Elyan Hadj-Rabah : Le champ d’intervention de La Banque Postale est un peu plus large. Notre expertise est très liée au secteur public local, en corrélation avec notre ADN de banque à mission d’intérêt général et avec notre actionnariat public. Notre vocation est d’accompagner, à risque maîtrisé, des secteurs clés – collectivités territoriales, établissements de soin, acteurs du secteur médico-social, bailleurs sociaux, entreprises publiques locales – dans le financement de projets à caractère social et/ou environnemental.
Damien Cocat : La Banque Postale dispose d’une part de marché importante sur le marché public local. Ce n’est pas le cas de La Banque des Territoires. En effet, nous finançons des projets et nous ne nous positionnons donc pas sur le financement de sections d’investissement dans les budgets annuels des collectivités et établissements publics.
Nos financements sont adaptés aux spécificités de chaque projet ciblé par l’acteur public. Nous sommes une banque de projets.
L’autre élément important de notre doctrine d’intervention est que nous ne faisons pas concurrence aux banques privées, conformément aux règles européennes en vigueur. Nous comblons les failles de marché sur des maturités de prêts très longues, pour le financement d’actifs amortissables sur 50, voire 80 ans : des stations d’épuration, des réseaux d’eaux enterrés etc.
En quoi le projet de cofinancement de la BIH Saint-Germain-en-Laye sert-il les objectifs du grand pôle financier public dont font partie La Banque des Territoires et La Banque Postale ?
Damien Cocat : Le grand pôle financier public est l’ensemble constitué des diverses entités du groupe Caisse des Dépôts travaillant sur les sujets de financement. Parmi eux la Banque des Territoires, La Banque Postale, filiale de La Poste dont la Caisse des Dépôts est devenue actionnaire majoritaire en 2020, ou encore CNP Assurances.
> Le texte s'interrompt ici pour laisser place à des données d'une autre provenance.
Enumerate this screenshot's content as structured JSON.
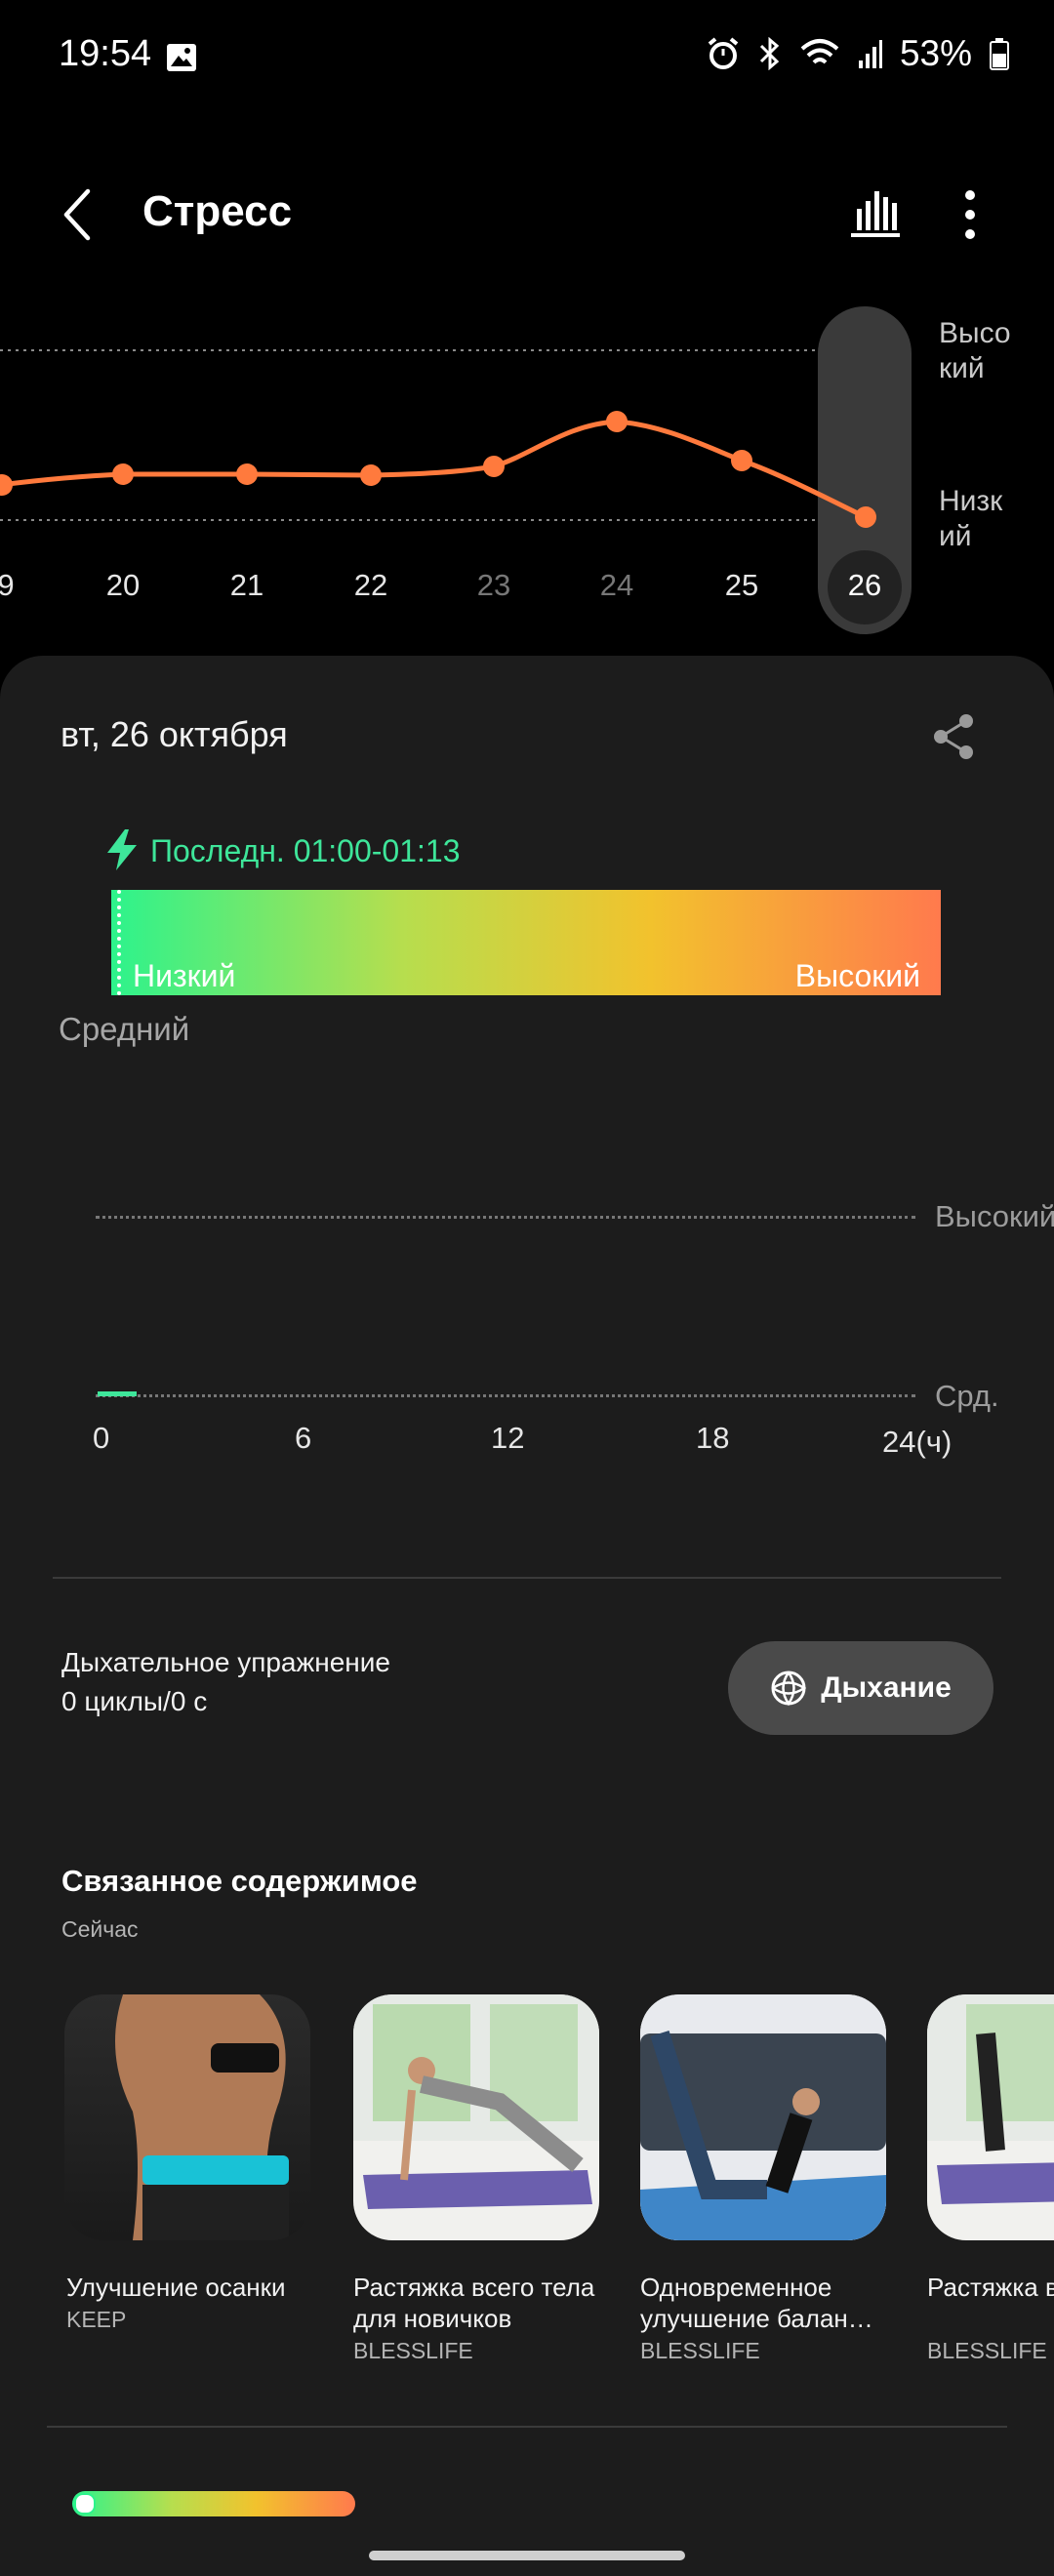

Soit un attelage d’assurance, d’épargne d’assurance-vie et de Livret A, d’un acteur bancaire spécialisé dans les projets complexes, d’un autre acteur bancaire spécialiste des collectivités territoriales, avec une force de frappe et des capacités d’intervention démultipliées au service des politiques publiques et des priorités nationales.
Elyan Hadj-Rabah : Autour de projets structurants comme l’est celui de la BIH Saint-Germain-en-Laye, l’idée est de faire jouer les complémentarités sur nos champs d’intervention respectifs, en apportant aux acteurs publics un bouclage de financement global.